Ce blog est resté en veilleuse pendant plusieurs mois.
Plusieurs connaissances se posent légitimement des
questions sur ma vie au monastère : le pourquoi, le comment. Je vais
essayer de satisfaire quelque peu leurs interrogations.
Le pourquoi.
Il faut remonter assez loin dans mon histoire
personnelle, pour comprendre. Déjà enfant, puis adolescent, j’aimais la
solitude et surtout le silence, les longs moments de silence. Je recherchais
l’une et l’autre dans la forêt, seul face à la mer, dans la pénombre des
églises. Le silence ne me paraissait pas vide, creux ; au contraire, je le
trouvais dense, pourvu d’une épaisseur, comme « habité ». Je ne
trouvais ni le silence, ni la solitude ennuyeux. J’étais un enfant plutôt calme,
posé, réfléchi. Je ne recherchais pas particulièrement la compagnie des enfants
de mon âge ; je leur préférais les adultes (plus stimulants ? plus
rassurants ?). Et, lorsque je me trouvais trop longtemps immergé dans des
activités « de mon âge », avec mes congénères, j’éprouvais rapidement
le besoin de m’en soustraire, de me retirer. Comprenons-nous bien : il n’y
avait là nul mépris de ma part pour les autres ; juste le sentiment d’être
étranger (étrange ?) par
rapport à eux, attiré par une autre dimension de la vie, plus intérieure, là où
mes compagnons vivaient, davantage dans l’extériorité, la « fureur de
vivre ».
A l’âge de 17 ans, j’ai découvert la vie
monastique à l’abbaye d’Orval, où j’ai passé une semaine avec un ami. Cela a
été un choc, suivi d’un attrait irrésistible. Cela m’a marqué comme au fer
rouge pour la vie. Bien entendu, le choc n’était pas que spirituel ; il
était aussi et peut-être surtout esthétique. Il n’en reste pas moins que cette
manière « alternative » de vivre « à Dieu seul » dans la
prière et le travail (« Ora et labora »), dans la solitude et le
silence, ne pouvait que me rejoindre et me paraître un chemin de vie
parfaitement crédible. D’autant plus que j’ai rencontré là-bas des hommes qu’un
feu intérieur habitait, des hommes apparemment en paix, unifiés et heureux. Quand
j’ai quitté Orval, après ce premier séjour, je savais que l’idéal monastique
ferait à tout jamais partie de ma vie d’une manière ou d’une autre. Cela a été
le cas jusqu’à aujourd’hui.
Il faut du temps, beaucoup de temps parfois,
avant que ce qui a été un jour semé prenne corps et s’épanouisse. C’est le
temps de la maturation. A la réflexion, ce temps fait d’expériences, de rencontres,
d’éblouissements, d’engagements, de découragements, de ténèbres, de ruptures,
de blessures, de recommencements, de découvertes a échappé en grande partie à toute maîtrise. La seule chose que nous puissions faire n'est-ce pas accueillir
ce qui nous est donné. Soyons franc, sur le moment et même après, il n’a pas été toujours commode de discerner une direction dans ce qui pouvait apparaître avant tout, dans ma vie, comme une succession de lignes courbes ou brisées. C’est à ce travail de discernement que je me suis livré ces derniers mois.

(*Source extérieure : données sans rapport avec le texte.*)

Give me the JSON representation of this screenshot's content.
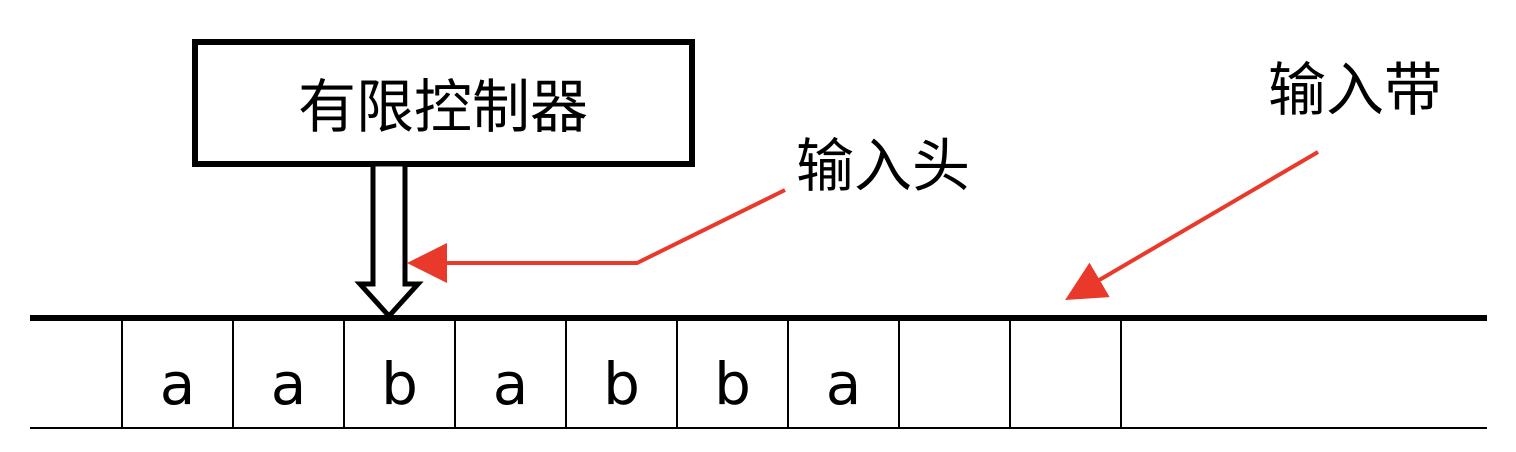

Ce travail m’a conduit à demander aux frères
de Wavreumont, que je connais de longue date, à pouvoir vivre la vie monastique
au sein de leur communauté. Je terminerai, fin de cette année, un stage de six
mois. A partir de janvier, je m’engagerai pour un an, avec le soutien des
frères, pour un temps de noviciat. A terme, j’aurai la possibilité de m’engager
pour des périodes renouvelables en tant qu’oblat régulier. Ce statut un peu
particulier de laïc au sein de la communauté repose sur un engagement d’ordre
privé et ne comporte pas des vœux au sens strict.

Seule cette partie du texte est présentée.